Fisioterapeutas recomiendan ajustes personalizados y chequeos médicos previos para disfrutar del ciclismo sin complicaciones
Madrid.— Con la llegada del verano, muchas personas optan por cambiar el gimnasio por la bicicleta, un deporte que no solo mejora la condición física, sino que también ofrece múltiples beneficios para la salud. Sin embargo, especialistas del Colegio Profesional de Fisioterapeutas de la Comunidad de Madrid (Cpfcm) advierten que una práctica inadecuada puede provocar lesiones si no se toman las medidas preventivas adecuadas.
Montar en bici fortalece los músculos, reduce la presión arterial, mejora la capacidad pulmonar y alivia molestias en la columna y articulaciones. “El ciclismo es un ejercicio de bajo impacto que, bien realizado, ayuda incluso a manejar problemas articulares”, señala Jorge Solís, fisioterapeuta del Cpfcm y experto en biomecánica.
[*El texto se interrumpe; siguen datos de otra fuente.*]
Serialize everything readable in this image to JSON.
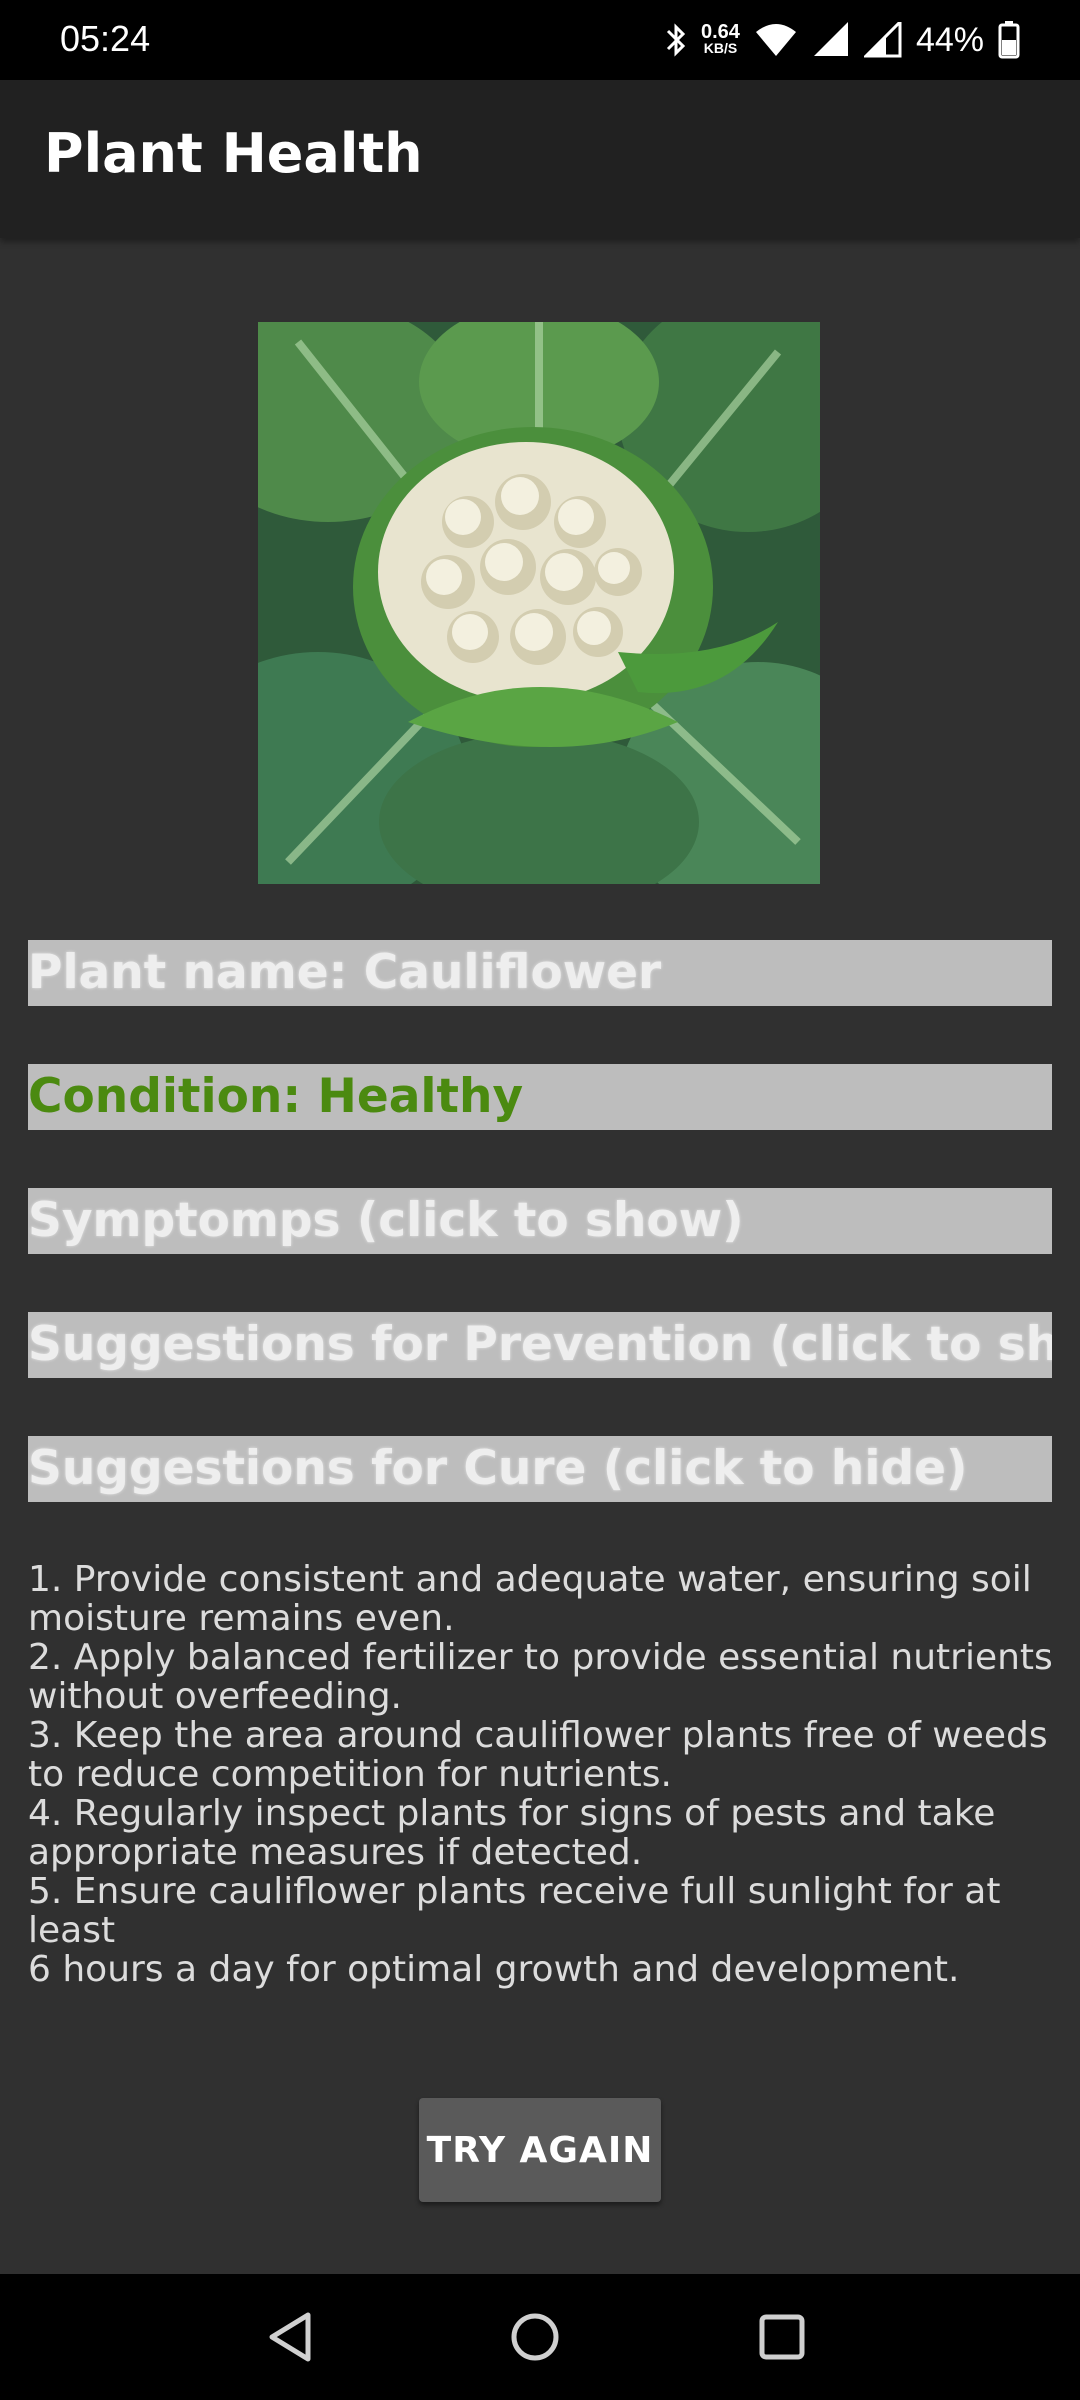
{
  "status_bar": {
    "time": "05:24",
    "net_speed_value": "0.64",
    "net_speed_unit": "KB/S",
    "battery_percent": "44%",
    "icons": [
      "bluetooth-icon",
      "wifi-icon",
      "signal-icon",
      "signal-icon-2",
      "battery-icon"
    ]
  },
  "app_bar": {
    "title": "Plant Health"
  },
  "result": {
    "plant_name_prefix": "Plant name: ",
    "plant_name": "Cauliflower",
    "condition_prefix": "Condition: ",
    "condition": "Healthy",
    "condition_color": "#4b8a10",
    "symptoms_label": "Symptomps (click to show)",
    "prevention_label": "Suggestions for Prevention (click to show)",
    "cure_label": "Suggestions for Cure (click to hide)",
    "cure_text": "1. Provide consistent and adequate water, ensuring soil moisture remains even.\n2. Apply balanced fertilizer to provide essential nutrients without overfeeding.\n3. Keep the area around cauliflower plants free of weeds to reduce competition for nutrients.\n4. Regularly inspect plants for signs of pests and take appropriate measures if detected.\n5. Ensure cauliflower plants receive full sunlight for at least\n6 hours a day for optimal growth and development."
  },
  "actions": {
    "try_again_label": "TRY AGAIN"
  },
  "nav_bar": {
    "icons": [
      "back-icon",
      "home-icon",
      "recents-icon"
    ]
  },
  "colors": {
    "background": "#303030",
    "app_bar": "#212121",
    "bar_bg": "#bdbdbd"
  }
}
Para disfrutar de estos beneficios sin correr riesgos, el primer paso recomendado es someterse a un estudio biomecánico. Esta evaluación determina la postura ideal del ciclista según su anatomía, historial de lesiones y necesidades individuales, permitiendo mejorar el rendimiento, reducir el gasto energético y prevenir molestias por sobrecarga o mala técnica.
Consejos básicos para pedalear con seguridad este verano:
- Elige la bicicleta adecuada: Si aún no tienes una, asegúrate de que se adapte a tu estatura.
- Ajusta la altura del sillín: La pierna debe quedar casi estirada al alcanzar el punto más bajo del pedal. Un sillín demasiado alto puede causar dolor en la parte externa de la rodilla; demasiado bajo, en la rótula o el tendón rotuliano.
- Regula la altura del manillar: Especialmente importante si sufres de dolor de espalda. Una potencia más elevada evita una flexión excesiva de la columna.
- Mantén una cadencia alta: Se recomienda unas 90 pedaladas por minuto para evitar presión en las rodillas, sobre todo en principiantes.
- Corrige la posición de las calas: Una cala mal colocada puede sobrecargar tendones, causar dolor en la columna lumbar o sobreesfuerzo en gemelos y talones.
- Complementa con entrenamiento fuera de la bici: Ejercicios de piernas y abdominales (como sentadillas y planchas) fortalecen el cuerpo y previenen lesiones.
- Haz un chequeo médico si tienes más de 50 años, llevas una vida sedentaria o padeces afecciones cardíacas, vasculares o metabólicas.
- No salgas sin casco, ya sea en carretera o montaña.
- Cuida la hidratación, sobre todo en días calurosos.
El especialista también desmiente algunos mitos comunes del ciclismo: “No es normal que se duerman las manos, duela la espalda o haya adormecimiento en el periné. Con una buena biomecánica, estos síntomas desaparecen”.
La clave, insisten los expertos, está en adaptar la bicicleta al cuerpo del ciclista y no al revés. Con la orientación adecuada, pedalear puede convertirse en una experiencia saludable, segura y placentera.